Fenerbahçeli Ozan Tufan, son Gençlerbirliği maçında adeta “ateşle oynadı.” Hakem Ali Şansalan‘ın kendine yapılan faulü vermediğine inanan Ozan, gidip hakemin koluna yapıştı. Dikkat Ozan! Futbolda belki de her pozisyon için hakemin yorum hakkı var, kendisine fiziki müdahalede asla yok. Onun için eline-diline dikkat...
Takım yıldızı
Fenerbahçe (***)-G.Birliği ( **)
Malatya ( **)-Sivas ( ****)
A.Gücü ( *)-Göztepe ( ***)
G.Saray ( *)-Alanya ( **)
Konya ( **)-Gaziantep FK ( **)
Antalya ( **)-Trabzon ( ***)
Denizli( **)-Başakşehir ( **)
Kasımpaşa ( **)-Beşiktaş ( **)
Kayserispor ( ***)-Rize ( **)
Ezildi ama yenilmedi
Galatasaray’ın Alanya karşısındaki kötünün de kötüsü futboluna rağmen kazanması, doğal ve haklı olarak, maçı tek başına alan kaleci Muslera’yı öne ve manşetlere çıkarttı. Sadece maç başlıkları değil, yorumların manşetlerinde bile Muslera vardı. Bütün bunların arasında hoşuma giden ve farklı bulduğum bir yorum başlığı okudum. Sözcü gazetesinde Yasin Yıldırım’ın başlığı: Ezildi ama yenilmedi.
Tek G.Saray değil
Fatih Hoca, “Bizim başımıza gelen kimsenin başına gelmedi” dedi. Gelmez olur mu? Bugün ligin ikinci sırasında olan Beşiktaş takımı sakatlar nedeniyle 14 haftanın yarısını neredeyse “yarım takımla” oynadı. Kadrosunda kalite sıkıntısı çeken F.Bahçe en kaliteli oyuncularını oynatamadı. Trabzonspor’un sakatlardan beli büküldü, U19 takımının oyuncuları imdadına yetişti. Aslında Galatasaray’a darbeyi indiren, “Vurucu Tim”i Falcao ile Andone’nin ikisinin birden sakata çıkması oldu.
Lütfedip oynasalar!
Galatasaray’ın oyuncularının büyük bir bölümü kiralık... Belli ki onlar Galatasaray’dan, Galatasaray da kendilerinden çok mutlu değil... Yani kısa sürede ayrılık kaçınılmaz gibi... Diyorum ki, bu futbolcular Galatasaray forması için olmasa bile, kendilerine yeni pazarlar bulabilmek adına PSG maçında lütfedip biraz oynarlar mı, biraz daha iyi mücadele ederler mi?
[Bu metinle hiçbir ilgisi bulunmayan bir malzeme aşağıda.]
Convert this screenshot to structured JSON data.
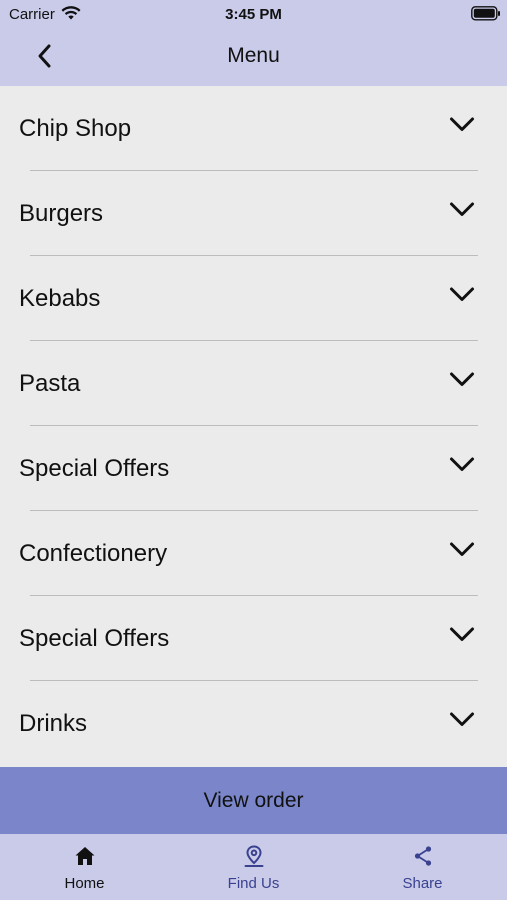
{
  "status_bar": {
    "carrier": "Carrier",
    "time": "3:45 PM"
  },
  "nav": {
    "title": "Menu",
    "back_icon": "chevron-left-icon"
  },
  "menu": {
    "items": [
      {
        "label": "Chip Shop"
      },
      {
        "label": "Burgers"
      },
      {
        "label": "Kebabs"
      },
      {
        "label": "Pasta"
      },
      {
        "label": "Special Offers"
      },
      {
        "label": "Confectionery"
      },
      {
        "label": "Special Offers"
      },
      {
        "label": "Drinks"
      }
    ],
    "expand_icon": "chevron-down-icon"
  },
  "order": {
    "button_label": "View order"
  },
  "tabbar": {
    "tabs": [
      {
        "label": "Home",
        "icon": "home-icon",
        "active": true
      },
      {
        "label": "Find Us",
        "icon": "location-pin-icon",
        "active": false
      },
      {
        "label": "Share",
        "icon": "share-icon",
        "active": false
      }
    ]
  },
  "colors": {
    "header_bg": "#c9cbe9",
    "list_bg": "#ebebeb",
    "order_button_bg": "#7a86c9",
    "tab_inactive": "#3a4290"
  }
}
Hoşgörü kaybolalı yıllar oldu
Fatih Hoca, Alanya maçı sonrası “Bizi hoşgörü ile karşılayın” dedi. Keşke hocam keşke... Ama “hoşgörü”nün Türk futbolunu terk edeli yıllar oldu. Artık Türk futbolunda herkesin birbirinin gözünü oyduğu hoyrat bir iklim var.
Ben değil biz
Ne kadar yetenekli olursanız olun, “İyi futbolcu, kendisi için değil, takımı için oynayan futbolcudur.” Kasımpaşa-Beşiktaş maçının son dakikası, yani 90+5... Kasımpaşa hücumda Beşiktaş savunmasını çok eksik yakaladı. Top Koita’nın ayağında, sağındaki bomboş arkadaşına pası verse, gol kaçınılmaz. Koita bunu yapmadı, çalım atmaya kalktı, topu kaptırdı, gitti o top Beşiktaş’ın son saniyedeki galibiyet golü oldu. Takımların “Ben” değil, “Biz” diyen oyunculara ihtiyacı var.
Ay-yıldız olunca...
Geçen hafta Sakaryaspor-Kahramanmaraş maçını izledim. Ulusal marşımız çalınırken, Maraşspor on biri “asker selamı”na durarak marşı dinleyip, söyledi. Açıkçası gururumuz okşandı. Sakarya seyircisi takım halindeki bu asker selamından etkilenmiş olacak ki, Maraşsporlu oyuncuları maç sonunda alkışlarla soyunma odasına gönderdi. Konu ülkenin gururu ve ay-yıldız olunca ortada rakip falan kalmıyor.
Dengesiz futbol
Kime “canım” diyorsan, bir hafta sonra “canın çıksın” diyor. Beşiktaş’ı önceki hafta Kayseri karşısındaki futbolu ile ayakta alkışlamıştık. Bir hafta sonra Kasımpaşa karşısındaki Beşiktaş’ı görünce müthiş bir hayal kırıklığı yaşadık.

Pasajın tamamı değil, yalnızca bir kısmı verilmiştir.